Officials say the ETS will add 3.1c per litre to the cost of petrol, 3.3c per litre to the cost of diesel and about 1c per kWh, or 5%, to the cost of electricity. They say the average household should pay about $70 a year more for electricity, about $36 more for petrol, and about $10 more for other energy.
There will also be a range of "secondary effects", also called pass-throughs. This means the cost of some goods and services will rise as businesses try to recoup the new cost of energy and transport.
Prime Minister John Key told Parliament last month that this should add another $48 a year to the average household's bills.
Some electricity companies had already announced ETS increases in the 3% range, but other companies say they want to wait to see how much it affects their costs.
Mr Marshall expected the ETS to be most noticeable when fuel companies increased their prices. Even if that added another 5c a litre to petrol, to take the price near to $1.80, that was still a long way short of the $2.17 high of 2008.
He was less sure of how the ETS would affect the price of everyday consumables, such as bread. Making bread took energy, so it would cost more to produce. It had to be transported to the shop, and the shop had to pay more for its electricity to provide the environment from which to sell it.
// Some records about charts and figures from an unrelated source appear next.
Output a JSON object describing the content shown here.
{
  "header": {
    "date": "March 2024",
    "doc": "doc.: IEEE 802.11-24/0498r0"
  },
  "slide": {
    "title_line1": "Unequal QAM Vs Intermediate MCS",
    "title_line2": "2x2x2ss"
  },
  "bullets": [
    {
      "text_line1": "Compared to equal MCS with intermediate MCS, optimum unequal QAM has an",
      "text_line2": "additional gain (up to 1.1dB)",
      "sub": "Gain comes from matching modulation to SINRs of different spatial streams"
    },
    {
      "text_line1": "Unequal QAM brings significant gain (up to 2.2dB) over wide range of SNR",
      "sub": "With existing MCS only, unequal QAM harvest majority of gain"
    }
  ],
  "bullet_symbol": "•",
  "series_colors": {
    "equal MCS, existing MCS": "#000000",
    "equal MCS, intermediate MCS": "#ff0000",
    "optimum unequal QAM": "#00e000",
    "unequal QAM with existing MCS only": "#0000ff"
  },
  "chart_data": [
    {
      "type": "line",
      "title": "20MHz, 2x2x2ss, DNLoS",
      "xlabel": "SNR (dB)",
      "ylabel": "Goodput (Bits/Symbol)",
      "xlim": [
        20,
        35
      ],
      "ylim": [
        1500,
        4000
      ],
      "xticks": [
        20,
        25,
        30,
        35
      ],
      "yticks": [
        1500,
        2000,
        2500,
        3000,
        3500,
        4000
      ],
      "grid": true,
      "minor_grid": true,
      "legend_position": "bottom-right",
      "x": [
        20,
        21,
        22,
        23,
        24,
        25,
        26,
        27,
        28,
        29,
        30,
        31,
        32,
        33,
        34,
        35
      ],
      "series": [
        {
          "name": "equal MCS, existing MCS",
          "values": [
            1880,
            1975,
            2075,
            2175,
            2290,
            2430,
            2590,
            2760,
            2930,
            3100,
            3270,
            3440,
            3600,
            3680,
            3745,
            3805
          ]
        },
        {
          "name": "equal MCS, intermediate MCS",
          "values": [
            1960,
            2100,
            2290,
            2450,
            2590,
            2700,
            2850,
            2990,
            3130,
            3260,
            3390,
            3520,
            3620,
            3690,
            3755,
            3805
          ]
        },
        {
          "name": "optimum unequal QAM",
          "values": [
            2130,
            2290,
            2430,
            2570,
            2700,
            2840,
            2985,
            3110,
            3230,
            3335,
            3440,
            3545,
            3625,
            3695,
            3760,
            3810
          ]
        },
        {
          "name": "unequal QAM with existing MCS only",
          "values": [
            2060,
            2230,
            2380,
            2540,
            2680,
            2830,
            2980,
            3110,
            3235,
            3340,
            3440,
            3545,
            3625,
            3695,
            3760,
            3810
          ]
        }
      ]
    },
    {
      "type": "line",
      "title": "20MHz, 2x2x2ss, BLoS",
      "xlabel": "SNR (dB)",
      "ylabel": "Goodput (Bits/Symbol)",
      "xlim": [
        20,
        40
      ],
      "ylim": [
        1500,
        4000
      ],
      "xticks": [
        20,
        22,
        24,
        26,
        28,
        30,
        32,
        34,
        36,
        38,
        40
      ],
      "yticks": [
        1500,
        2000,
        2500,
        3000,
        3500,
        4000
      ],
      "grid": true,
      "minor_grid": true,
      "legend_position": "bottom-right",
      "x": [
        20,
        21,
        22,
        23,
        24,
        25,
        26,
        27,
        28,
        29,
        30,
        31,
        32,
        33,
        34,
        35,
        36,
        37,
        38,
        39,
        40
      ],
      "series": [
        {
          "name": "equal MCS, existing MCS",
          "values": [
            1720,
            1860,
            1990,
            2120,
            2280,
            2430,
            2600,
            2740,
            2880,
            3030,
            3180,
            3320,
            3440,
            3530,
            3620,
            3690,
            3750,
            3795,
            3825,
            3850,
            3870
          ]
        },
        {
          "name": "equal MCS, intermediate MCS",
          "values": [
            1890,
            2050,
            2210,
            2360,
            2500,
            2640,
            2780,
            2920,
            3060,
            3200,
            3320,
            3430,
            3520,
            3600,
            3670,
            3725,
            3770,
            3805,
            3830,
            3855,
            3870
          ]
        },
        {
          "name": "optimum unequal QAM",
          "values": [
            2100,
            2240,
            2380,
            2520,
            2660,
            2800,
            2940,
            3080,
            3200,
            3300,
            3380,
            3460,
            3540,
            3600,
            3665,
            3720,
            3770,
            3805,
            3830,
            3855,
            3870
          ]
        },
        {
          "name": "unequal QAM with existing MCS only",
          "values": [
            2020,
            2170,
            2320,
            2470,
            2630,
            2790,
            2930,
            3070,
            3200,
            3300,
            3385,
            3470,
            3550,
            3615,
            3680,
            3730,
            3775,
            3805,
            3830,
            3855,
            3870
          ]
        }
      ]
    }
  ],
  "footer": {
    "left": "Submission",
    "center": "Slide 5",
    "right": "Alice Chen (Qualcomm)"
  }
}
Factor in increased labour costs - price rises would affect the cost-of-living increase on wages - and there was every chance that prices would go up where people might not expect it.
"Businesses will have different costs, because they will also have to deal with the pass-throughs, but it will be up to them to decide how to get back those costs.
"If they are in a competitive environment they might hold off for as long as they can, or they might already have started to slowly increase prices to avoid any surprises. If they've already made their business run as efficiently as they can, then they mightn't be able to hold off on passing the costs on."
Whatever happened, Mr Marshall expected to pay more for just about everything he consumed: energy literally ran through every part of the economy.
"We can start saving where we can, but wherever we save, a business somewhere will probably be affected. It'll be an interesting time."